April 22, 2005 - 12:00pm to 1:30pm

Room 140c, Harris School of Public Policy Studies

Ann Markusen, Fesler-Lambert Chair in Urban and Regional Affairs and Director of the Project on Regional and Industrial Economics, Hubert H. Humphrey Institute of Public Affairs, University of Minnesota

View the papers: “The Artistic Dividend: The Arts’ Hidden Contributions to Regional Development” and “The Artistic Dividend Revisited.”

Markusen is a significant contributor to the developing field of research on arts and regional economy. While other services, finance, and industry are often seen as the core indicators of economic health, the arts and artists, a few “stars” excepted, have to this point been seen solely as consequences of economic success. Markusen argues that this is a distorted view of the structure of regional economies: rather than relying on the robust economic development of their regions, she claims that the arts, whether through the contribution of foundation support, tourist dollars, or the artists themselves, often provide essential, underappreciated contributions to the economic sustainability of regional economies. For her Cultural Policy presentation, Markusen will go beyond her previously published essays, “The Artistic Dividend” and “The Artistic Dividend Revisited,” to discuss new data and findings that relate specifically to Chicago’s arts community.

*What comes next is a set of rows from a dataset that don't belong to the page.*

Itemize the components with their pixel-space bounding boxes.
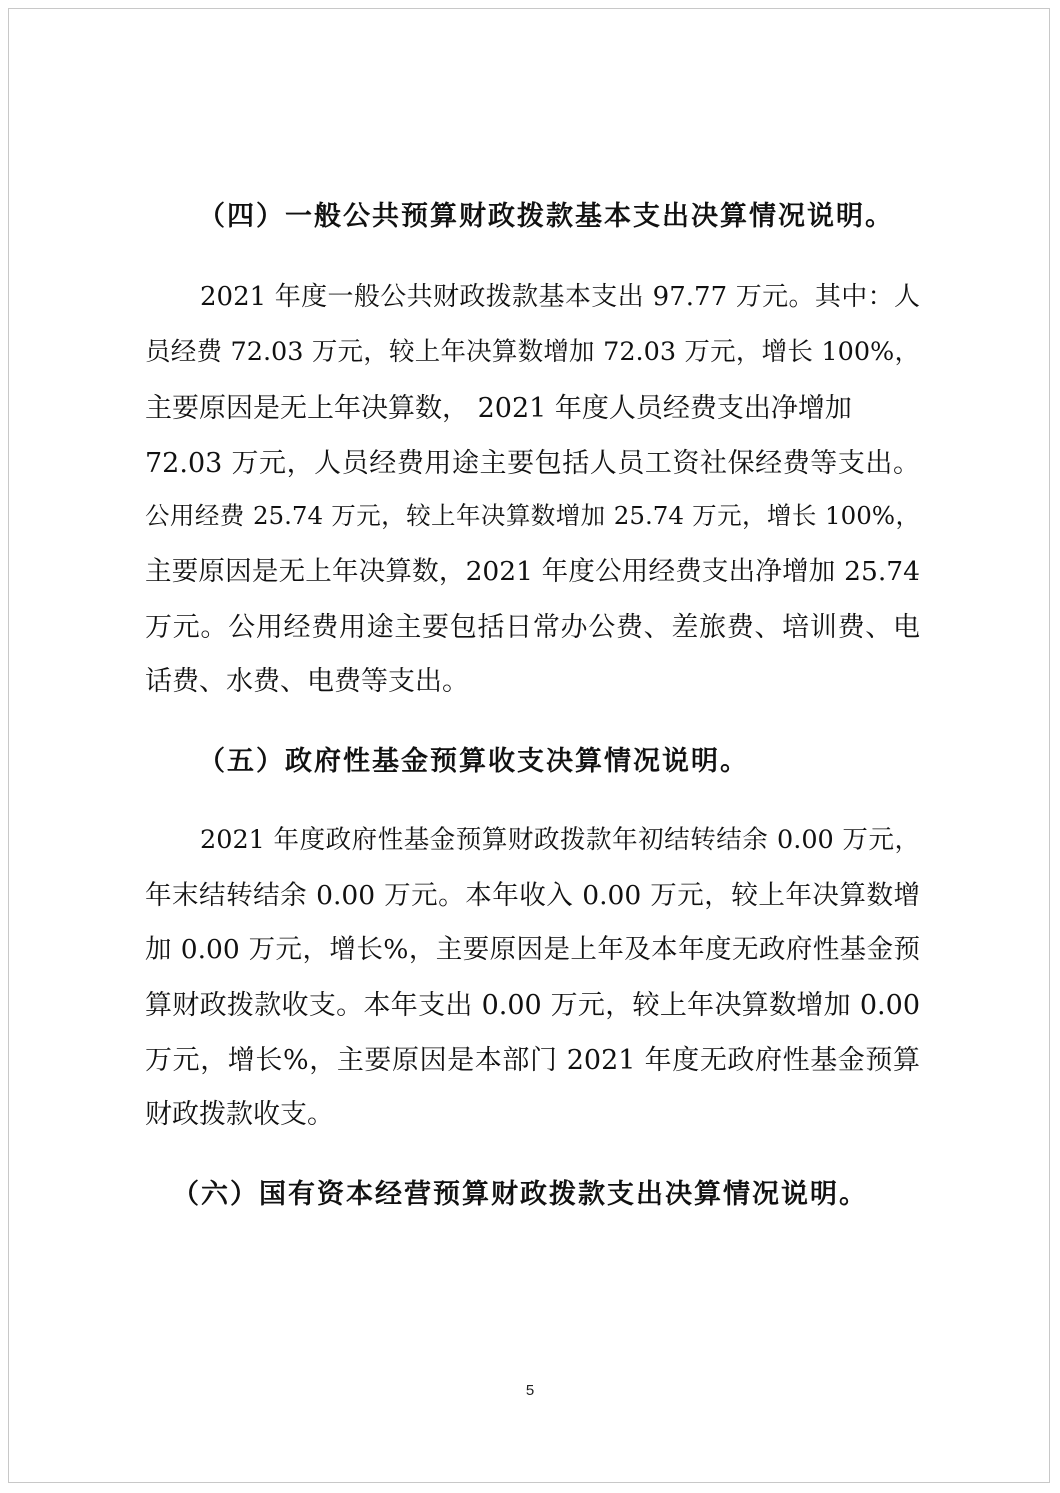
paragraph-line: 万元，增长%，主要原因是本部门 2021 年度无政府性基金预算 — [145, 1045, 920, 1076]
section-heading-5: （五）政府性基金预算收支决算情况说明。 — [198, 746, 749, 777]
paragraph-line: 主要原因是无上年决算数，2021 年度公用经费支出净增加 25.74 — [145, 556, 920, 587]
paragraph-line: 话费、水费、电费等支出。 — [145, 666, 469, 697]
paragraph-line: 2021 年度一般公共财政拨款基本支出 97.77 万元。其中：人 — [200, 282, 920, 312]
section-heading-6: （六）国有资本经营预算财政拨款支出决算情况说明。 — [172, 1179, 868, 1210]
paragraph-line: 算财政拨款收支。本年支出 0.00 万元，较上年决算数增加 0.00 — [145, 990, 920, 1021]
paragraph-line: 公用经费 25.74 万元，较上年决算数增加 25.74 万元，增长 100%， — [145, 501, 920, 530]
paragraph-line: 员经费 72.03 万元，较上年决算数增加 72.03 万元，增长 100%， — [145, 337, 920, 367]
page-number: 5 — [525, 1382, 535, 1399]
section-heading-4: （四）一般公共预算财政拨款基本支出决算情况说明。 — [198, 201, 894, 232]
paragraph-line: 72.03 万元，人员经费用途主要包括人员工资社保经费等支出。 — [145, 448, 920, 479]
paragraph-line: 年末结转结余 0.00 万元。本年收入 0.00 万元，较上年决算数增 — [145, 880, 920, 911]
paragraph-line: 财政拨款收支。 — [145, 1099, 334, 1130]
paragraph-line: 万元。公用经费用途主要包括日常办公费、差旅费、培训费、电 — [145, 612, 920, 643]
paragraph-line: 主要原因是无上年决算数， 2021 年度人员经费支出净增加 — [145, 393, 852, 424]
paragraph-line: 2021 年度政府性基金预算财政拨款年初结转结余 0.00 万元， — [200, 825, 920, 855]
paragraph-line: 加 0.00 万元，增长%，主要原因是上年及本年度无政府性基金预 — [145, 934, 920, 965]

Markusen has a history in Chicago policy. Markusen spent five years in Chicago in the mid-1980s, first as Research Director for Mayor Harold Washington's Task Force on Steel and Southeast Chicago and later as Professor of Education and Social Policy at Northwestern University, where she was also a senior fellow at the university's Center for Urban Affairs and Policy Research and taught the MBA Economic Development course in the Kellogg School of Management. An expert on the midwestern industrial economy, she was a frequent participant on John Callaway's Chicago Tonight Show's Economics Roundtable and wrote a 1999 cover story for the Chicago Reader on "The Great Chicago Slump."

This workshop/presentation should appeal to anyone who is interested in regional economic planning and development. Robert J. LaLonde, Professor, The Irving B. Harris Graduate School of Public Policy Studies, will serve as a respondent, and discuss the use of existing data sources (BLS and Census) in interpreting regional economic development.

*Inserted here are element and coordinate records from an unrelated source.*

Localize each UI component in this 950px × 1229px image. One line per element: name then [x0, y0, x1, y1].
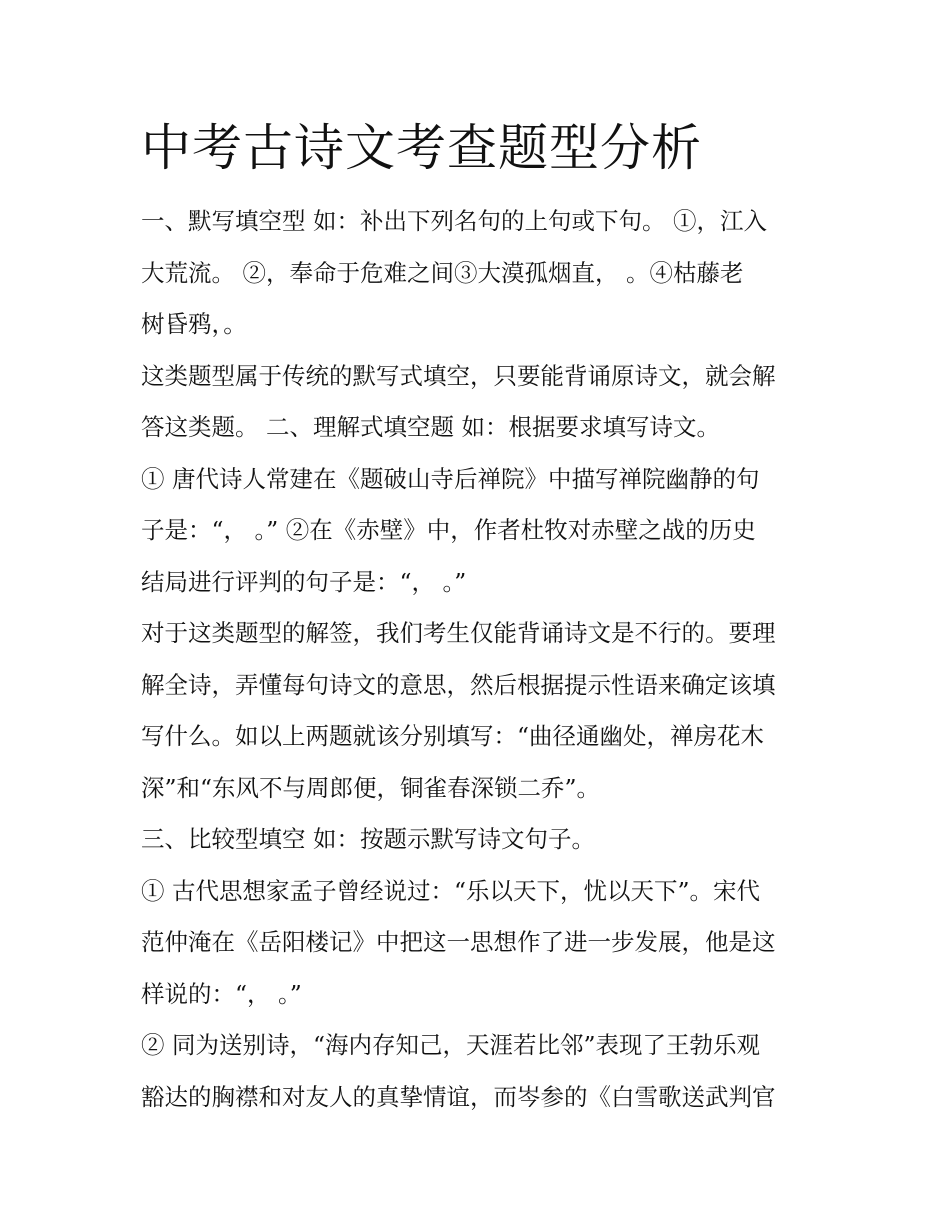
text-line: 样说的：“， 。” [141, 979, 302, 1008]
text-line: 答这类题。 二、理解式填空题 如：根据要求填写诗文。 [141, 413, 720, 441]
text-line: 对于这类题型的解签，我们考生仅能背诵诗文是不行的。要理 [141, 619, 776, 647]
text-line: 写什么。如以上两题就该分别填写：“曲径通幽处，禅房花木 [141, 722, 765, 750]
text-line: 树昏鸦，。 [141, 310, 247, 338]
text-line: 子是：“， 。” ②在《赤壁》中，作者杜牧对赤壁之战的历史 [141, 516, 756, 544]
text-line: 结局进行评判的句子是：“， 。” [141, 567, 467, 596]
text-line: 解全诗，弄懂每句诗文的意思，然后根据提示性语来确定该填 [141, 670, 776, 699]
text-line: ① 古代思想家孟子曾经说过：“乐以天下，忧以天下”。宋代 [141, 876, 760, 905]
text-line: 三、比较型填空 如：按题示默写诗文句子。 [141, 825, 595, 853]
text-line: 一、默写填空型 如：补出下列名句的上句或下句。 ①，江入 [141, 207, 767, 235]
text-line: 豁达的胸襟和对友人的真挚情谊，而岑参的《白雪歌送武判官 [141, 1082, 776, 1111]
text-line: 深”和“东风不与周郎便，铜雀春深锁二乔”。 [141, 773, 601, 802]
document-title: 中考古诗文考查题型分析 [141, 119, 702, 177]
text-line: ① 唐代诗人常建在《题破山寺后禅院》中描写禅院幽静的句 [141, 464, 760, 493]
text-line: ② 同为送别诗，“海内存知己，天涯若比邻”表现了王勃乐观 [141, 1031, 760, 1059]
document-body [141, 196, 821, 1123]
text-line: 这类题型属于传统的默写式填空，只要能背诵原诗文，就会解 [141, 361, 776, 390]
text-line: 范仲淹在《岳阳楼记》中把这一思想作了进一步发展，他是这 [141, 928, 776, 956]
text-line: 大荒流。 ②，奉命于危难之间③大漠孤烟直， 。④枯藤老 [141, 258, 744, 287]
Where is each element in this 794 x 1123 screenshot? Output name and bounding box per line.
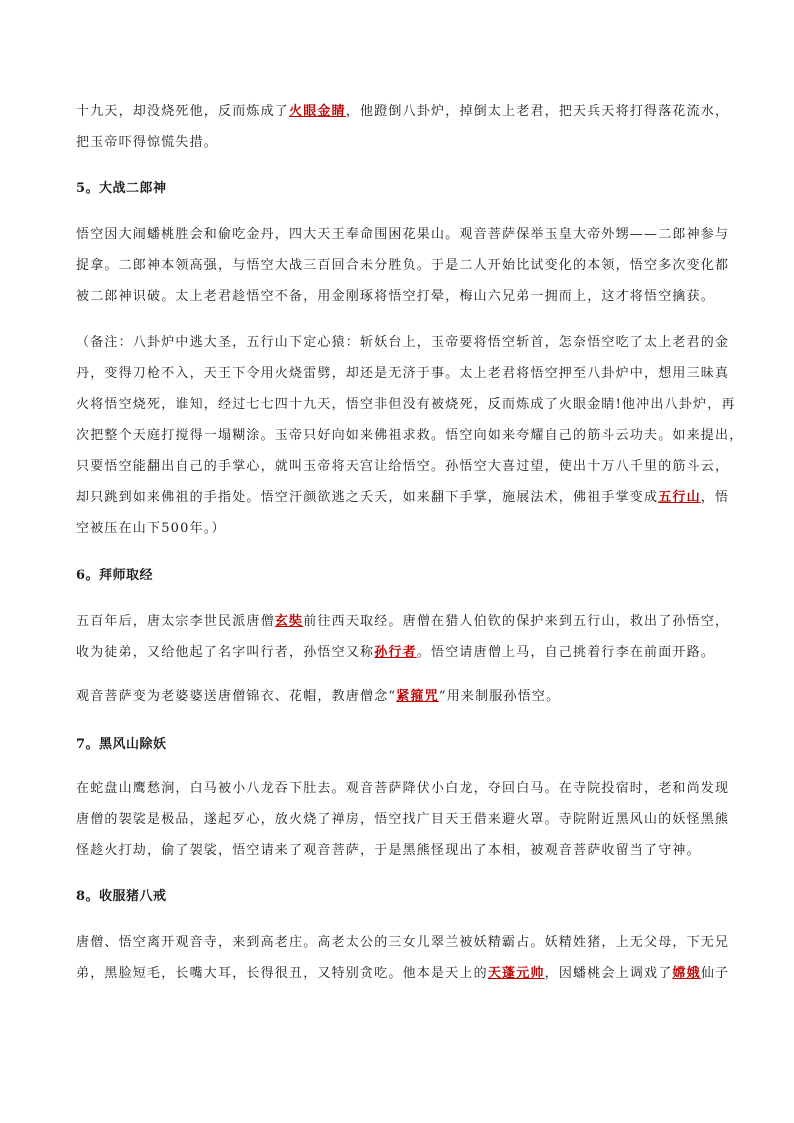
section-heading: 6。拜师取经 [76, 568, 154, 583]
paragraph-line [76, 103, 729, 121]
paragraph-line: 被二郎神识破。太上老君趁悟空不备，用金刚琢将悟空打晕，梅山六兄弟一拥而上，这才将悟空擒获。 [76, 289, 716, 304]
text-run: 却只跳到如来佛祖的手指处。悟空汗颜欲逃之夭夭，如来翻下手掌，施展法术，佛祖手掌变成 [76, 490, 659, 505]
highlight-term: 天蓬元帅 [487, 966, 545, 981]
section-heading: 7。黑风山除妖 [76, 737, 167, 752]
note-line: 次把整个天庭打搅得一塌糊涂。玉帝只好向如来佛祖求救。悟空向如来夸耀自己的筋斗云功夫。如来提出， [76, 428, 744, 443]
highlight-term: 玄奘 [274, 614, 304, 629]
note-line: 丹，变得刀枪不入，天王下令用火烧雷劈，却还是无济于事。太上老君将悟空押至八卦炉中，想用三昧真 [76, 366, 730, 381]
note-line: 空被压在山下500年。） [76, 521, 226, 536]
text-run: 收为徒弟，又给他起了名字叫行者，孙悟空又称 [76, 645, 375, 660]
highlight-term: 紧箍咒 [396, 689, 439, 704]
highlight-term: 五行山 [658, 490, 701, 505]
text-run: ，他蹬倒八卦炉，掉倒太上老君，把天兵天将打得落花流水， [345, 104, 730, 119]
text-run: 观音菩萨变为老婆婆送唐僧锦衣、花帽，教唐僧念“ [76, 689, 397, 704]
paragraph-line: 捉拿。二郎神本领高强，与悟空大战三百回合未分胜负。于是二人开始比试变化的本领，悟空多次变化都 [76, 258, 730, 273]
highlight-term: 嫦娥 [672, 966, 701, 981]
text-run: 仙子 [700, 966, 730, 981]
paragraph-line: 在蛇盘山鹰愁涧，白马被小八龙吞下肚去。观音菩萨降伏小白龙，夺回白马。在寺院投宿时，老和尚发现 [76, 781, 730, 796]
text-run: ，悟 [700, 490, 730, 505]
text-run: 弟，黑脸短毛，长嘴大耳，长得很丑，又特别贪吃。他本是天上的 [76, 966, 488, 981]
highlight-term: 火眼金睛 [289, 104, 346, 119]
note-line: 火将悟空烧死，谁知，经过七七四十九天，悟空非但没有被烧死，反而炼成了火眼金睛!他冲出八卦炉，再 [76, 397, 736, 412]
text-run: 五百年后，唐太宗李世民派唐僧 [76, 614, 275, 629]
paragraph-line: 把玉帝吓得惊慌失措。 [76, 135, 219, 150]
paragraph-line [76, 644, 715, 662]
highlight-term: 孙行者 [374, 645, 417, 660]
paragraph-line: 唐僧、悟空离开观音寺，来到高老庄。高老太公的三女儿翠兰被妖精霸占。妖精姓猪，上无父母，下无兄 [76, 935, 730, 950]
note-line: 只要悟空能翻出自己的手掌心，就叫玉帝将天宫让给悟空。孙悟空大喜过望，使出十万八千里的筋斗云， [76, 459, 730, 474]
text-run: 前往西天取经。唐僧在猎人伯钦的保护来到五行山，救出了孙悟空， [303, 614, 730, 629]
section-heading: 8。收服猪八戒 [76, 889, 167, 904]
text-run: ，因蟠桃会上调戏了 [544, 966, 673, 981]
paragraph-line [76, 965, 729, 983]
paragraph-line [76, 613, 729, 631]
paragraph-line: 怪趁火打劫，偷了袈裟，悟空请来了观音菩萨，于是黑熊怪现出了本相，被观音菩萨收留当了守神。 [76, 843, 701, 858]
paragraph-line: 悟空因大闹蟠桃胜会和偷吃金丹，四大天王奉命围困花果山。观音菩萨保举玉皇大帝外甥——二郎神参与 [76, 227, 730, 242]
text-run: ”用来制服孙悟空。 [438, 689, 561, 704]
section-heading: 5。大战二郎神 [76, 181, 167, 196]
paragraph-line [76, 688, 560, 706]
text-run: 十九天，却没烧死他，反而炼成了 [76, 104, 290, 119]
paragraph-line: 唐僧的袈裟是极品，遂起歹心，放火烧了禅房，悟空找广目天王借来避火罩。寺院附近黑风山的妖怪黑熊 [76, 812, 730, 827]
note-line [76, 489, 729, 507]
note-line: （备注：八卦炉中逃大圣，五行山下定心猿：斩妖台上，玉帝要将悟空斩首，怎奈悟空吃了太上老君的金 [76, 335, 730, 350]
text-run: 。悟空请唐僧上马，自己挑着行李在前面开路。 [416, 645, 716, 660]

About Ann Markusen: Ann Markusen is Fesler-Lambert Chair in Urban and Regional Affairs and Director of the Project on Regional and Industrial Economics at the Hubert H. Humphrey Institute of Public Affairs, University of Minnesota. Currently, her research focuses on occupational approaches to regional development and on the arts, high tech and defense activities as regional economic stimulants. Before joining the Humphrey Institute, Markusen was State of New Jersey Professor of Urban Planning and Policy Development at Rutgers University. She has held faculty positions at Northwestern, the University of California at Berkeley, and the University of Colorado. She holds doctorate and master of arts degrees in economics from Michigan State University and an undergraduate degree from Georgetown University School of Foreign Service.